A new study led by Vanderbilt University Medical Center researchers has identified key immune cell populations that predict how well pediatric hematopoietic stem cell transplant (HCT) recipients will respond to the influenza vaccine.
The findings, reported in Blood Advances, suggest that the timing of flu vaccination could be tailored to an individual child’s immune profile to optimize protection against the potentially life-threatening virus.
“Pediatric and adult stem cell transplant patients are highly vulnerable to influenza infections, but they often have a suboptimal response to the flu vaccine, especially early after transplant,” said Justin Amarin, MD, a PhD student in Epidemiology and lead author of the study. “Our goal was to determine if specific immune cell populations could predict vaccine response and potentially guide the optimal timing of vaccination.”
The researchers used mass cytometry to identify 33 immune cell subpopulations in blood samples from 156 pediatric HCT recipients enrolled in a multicenter influenza vaccine study. Statistical analyses revealed that the pre-vaccination numbers of seven B cell, CD4+ T cell, and CD8+ T cell subpopulations significantly predicted antibody responses to all three circulating flu strains 28-42 days after a two-dose vaccine series.
“We found that the numbers of naive B cells, memory B cells, naive CD4+ T cells, and circulating T follicular helper cells were strongly associated with flu vaccine responses, irrespective of the dose and the post-transplant timing of vaccination,” said Spyros Kalams, MD, professor of Medicine and corresponding author. “This suggests we could potentially use immune cell profiles to identify which patients are likely to respond well and which may need alternative vaccination strategies.”

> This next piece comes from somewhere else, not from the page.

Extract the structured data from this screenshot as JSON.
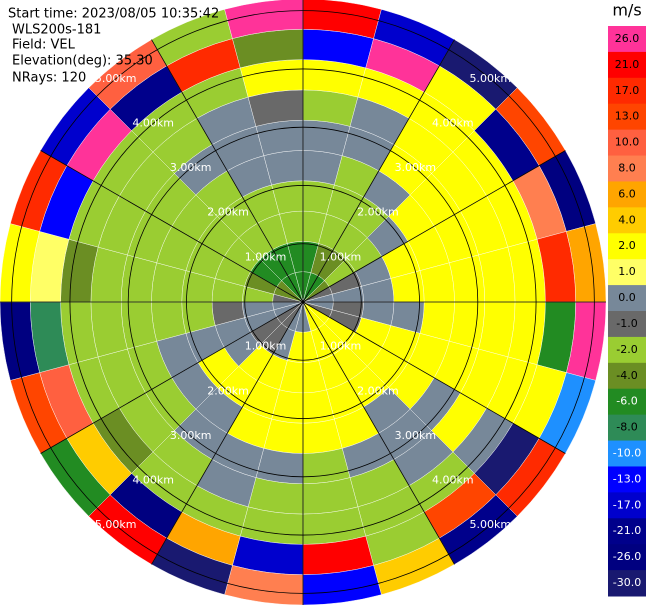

While time post-transplant is known to influence vaccine response, the study demonstrated that certain cell populations were predictive even after accounting for this factor. The identified cell subsets also correlated with sustained vaccine-induced antibody levels up to six months post-vaccination.
“Rather than a one-size-fits-all approach, our data indicates we could use a patient’s immune reconstitution profile to personalize when and how we administer the flu vaccine and perhaps additional precautions to achieve optimal protection,” Amarin said. “With further validation, this could ultimately help us reduce influenza-related morbidity in this high-risk population.”
The researchers note that future studies in larger cohorts are needed to confirm the findings and evaluate the predictive value of the identified cell populations for other vaccines. However, the results highlight the potential of high-dimensional immune profiling to guide precision vaccination approaches for vulnerable immunocompromised patients.
Others from VUMC on the study include Daniel Dulek, MD, Joshua Simmons, Haya Hayek, MD, James Chappell, MD, PhD, Cindy Nochowicz, Carrie Kitko, MD, and Kalams’ co-senior authors, Natasha Halasa, MD, MPH, and Andrew Spieker, PhD.
The study was supported by the National Institutes of Health (U01AI125135, UL1TR002243, P30AI110527).